21. Oktober
2004 - Köln, Philharmonie
Ein
Bericht von Ralf Lukas
Niedecken Köln
- so heisst das neueste Projekt des nimmermüden BAP-Frontmanns, der
mitsamt der WDR Big Band und einigen auserlesenen Gästen wie Passport
-Drummer Wolfgang Haffner sein bisher ungewöhnlichstes musikalisches Werk
ans Tageslicht gebracht hat. Ausgewählt wurde aus seinem langjährigen
Schaffen ausschliesslich Titel, die sich unmittelbar mit Niedecken´s
Heimatstadt beschäftigen. Anders als Kollegen, die weitesgehend ähnliches
versuchten , wie Robbie Williams , der sich als junger Sinatra in der
Royal Albert Hall präsentierte oder Rod Stewart als alternder , aber
dennoch sehr erfolgreicher Soul-Crooner mit seinen American Songbooks ,
bleibt Niedeckens Big Band- Ausflug relativ unspektakulär und
weitesgehend natürlich.
Zum Erscheinen seines Albums mit der WDR Band wurden schnell 5 Live
Termine gebucht, die ihren Abschluss in der Kölner Philharmonie unweit
des Doms fanden. Aus der BAP-Riege wurde lediglich Gitarrist Helmut
Krumminga abkommandiert, während Schlagzeuger Jürgen Zöller und
SONX-Produzent Werner Kopal das Geschehen im Publikum verfolgten. Unter
der Leitung von Arrangeur und Produzent Mike Herting, der temperamentvoll
mit vollstem Körpereinsatz die Herrschaften an Saxophonen, Trompeten und
Posaunen dirigierte, erstrahlte manch ausgelutschtes BAP-Arrangement
im neuen Licht.
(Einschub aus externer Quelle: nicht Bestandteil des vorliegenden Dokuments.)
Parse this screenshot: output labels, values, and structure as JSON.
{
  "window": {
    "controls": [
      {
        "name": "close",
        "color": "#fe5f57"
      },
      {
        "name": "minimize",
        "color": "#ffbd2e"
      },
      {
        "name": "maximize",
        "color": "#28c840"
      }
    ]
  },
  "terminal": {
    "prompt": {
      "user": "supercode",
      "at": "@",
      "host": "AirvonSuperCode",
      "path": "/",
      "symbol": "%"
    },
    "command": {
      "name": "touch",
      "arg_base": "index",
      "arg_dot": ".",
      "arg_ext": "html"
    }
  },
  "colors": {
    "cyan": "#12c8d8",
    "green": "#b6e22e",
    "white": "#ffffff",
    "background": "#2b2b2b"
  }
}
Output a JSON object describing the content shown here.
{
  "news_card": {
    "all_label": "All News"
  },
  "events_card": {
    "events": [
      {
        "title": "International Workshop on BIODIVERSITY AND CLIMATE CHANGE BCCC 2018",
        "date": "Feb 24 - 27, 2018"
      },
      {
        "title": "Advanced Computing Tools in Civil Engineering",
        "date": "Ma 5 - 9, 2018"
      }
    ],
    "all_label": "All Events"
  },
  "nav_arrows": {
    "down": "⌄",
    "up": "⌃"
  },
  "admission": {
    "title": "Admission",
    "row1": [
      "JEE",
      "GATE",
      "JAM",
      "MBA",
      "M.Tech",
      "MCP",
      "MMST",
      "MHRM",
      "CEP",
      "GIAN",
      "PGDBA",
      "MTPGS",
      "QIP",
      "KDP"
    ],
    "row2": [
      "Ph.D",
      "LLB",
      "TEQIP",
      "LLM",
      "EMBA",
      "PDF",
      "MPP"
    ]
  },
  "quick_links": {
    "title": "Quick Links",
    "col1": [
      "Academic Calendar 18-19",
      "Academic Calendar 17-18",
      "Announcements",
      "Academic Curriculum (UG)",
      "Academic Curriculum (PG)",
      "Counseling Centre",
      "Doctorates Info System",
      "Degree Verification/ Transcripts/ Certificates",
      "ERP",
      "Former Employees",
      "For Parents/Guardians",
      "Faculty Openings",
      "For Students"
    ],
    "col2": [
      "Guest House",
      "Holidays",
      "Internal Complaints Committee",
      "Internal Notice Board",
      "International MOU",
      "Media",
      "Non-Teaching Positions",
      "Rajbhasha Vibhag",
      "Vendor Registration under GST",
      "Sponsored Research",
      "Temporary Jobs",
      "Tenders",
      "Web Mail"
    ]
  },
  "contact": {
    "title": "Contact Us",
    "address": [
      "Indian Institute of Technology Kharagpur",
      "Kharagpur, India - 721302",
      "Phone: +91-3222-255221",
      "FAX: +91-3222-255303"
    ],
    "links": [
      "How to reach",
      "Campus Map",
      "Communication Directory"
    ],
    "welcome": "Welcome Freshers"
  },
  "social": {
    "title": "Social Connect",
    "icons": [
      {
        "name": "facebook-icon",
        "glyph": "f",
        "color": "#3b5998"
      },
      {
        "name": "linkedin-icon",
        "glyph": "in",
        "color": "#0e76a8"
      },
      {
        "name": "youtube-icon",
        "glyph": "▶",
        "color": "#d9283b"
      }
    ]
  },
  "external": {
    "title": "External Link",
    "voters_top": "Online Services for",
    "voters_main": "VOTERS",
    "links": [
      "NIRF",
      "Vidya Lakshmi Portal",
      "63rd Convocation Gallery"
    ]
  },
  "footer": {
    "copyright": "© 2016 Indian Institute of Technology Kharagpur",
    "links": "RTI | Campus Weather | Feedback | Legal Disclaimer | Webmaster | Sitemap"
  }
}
Dargeboten wurden die 13 Songs des soeben erschienenen
Albums sowie der Zeltinger Hit „Müngersdorfer Stadion“ und die
ultimative BAP-Hymne „Verdamp Lang Her“, die lt. Niedecken zwar
aufgenommen wurde, aber leider auf dem Album fehlt. Höhepunkte in der gut
zweistündigen Show gab es viele. An Stellen, wo ansonsten Krumminga´s
Gitarre aufheult, gab es stattdessen die unterschiedlichsten Saxophon und
Trompeten-Solis, die ausnahmslos hervorragend gespielt wurden. Fröhlich
relaxt hielten sich die Frontakteure Niedecken und Gitarrero Helmut
Krumminga zurück, der lediglich bei „Unger Krahnebäume“ ein
amtliches Feuerwerk seinem Instrument entlockte. Erwähnenswert waren ein
begeisterndes „Nix Wie Bessher“ , ein „Chippendale Desch“ endlich
mit erfreulicherer und ausführlicherer Instrumentierung und das fast in
Vergessenheit geratene „Stadt Im Niemandsland“. Wolfgang erwähnte,
dass er mit dem Arrangement des Stückes stets seine Probleme hatte und
daher dieser Song seit Jahren nicht mehr live gespielt worden war. Die
Protagonisten der gut 20 köpfigen WDR Big Band , die teilweise seriöser
aussahen als sämtliche Tagesschau-Sprecher zusammen, legten zur
allgemeinen Überraschung ein überraschend rockiges „Arsch Huh“ vor
mit einem Keyboarder, der seine Hammond Orgel mit ähnlicher Ekstase
bearbeitete wie ein Billy Preston in absoluter Hochform. Wolfgang
Niedecken schien wesentlich entspannter als bei seinen Auftritten während
der SONX-Tour. Vielleicht tut es ihm gut, das Tagesgeschäft für ein paar
Wochen hinter sich zu lassen. So erfreute sich die Zuhörerschaft
an einem vollkommen ungezwungenen und kurzweiligen Abend mit
entsprechenden Ambiente , der in dieser Form so schnell nicht wiederkommen
wird. Kommerziell wird das Projekt sicherlich keine grossen Wellen
schlagen. Fragwürdig ist, ob man sich das Werk zuhause anhört, aber rein
optisch sprang durch die ungewöhnliche Kombination der Funke live schon
früh über. Auch die schnell
rekrutierte Sängerin Renate Otta, die leider anstatt Sheryl Hackett
zwischen den Herren Niedecken und Krumminga in der Mitte der Bühne platz
nahm, konnte mit ihren doch recht antiquierten Rock´n´Roll Posing und
eher bescheidenen Gesangsleistungen das Gesamtresultat kaum vermiesen. Im
Gegenteil, das Ensemble verliess zurecht unter minutenlangen Standing
Ovation des begeisterten Publikums die Bühne der Kölner Philharmonie.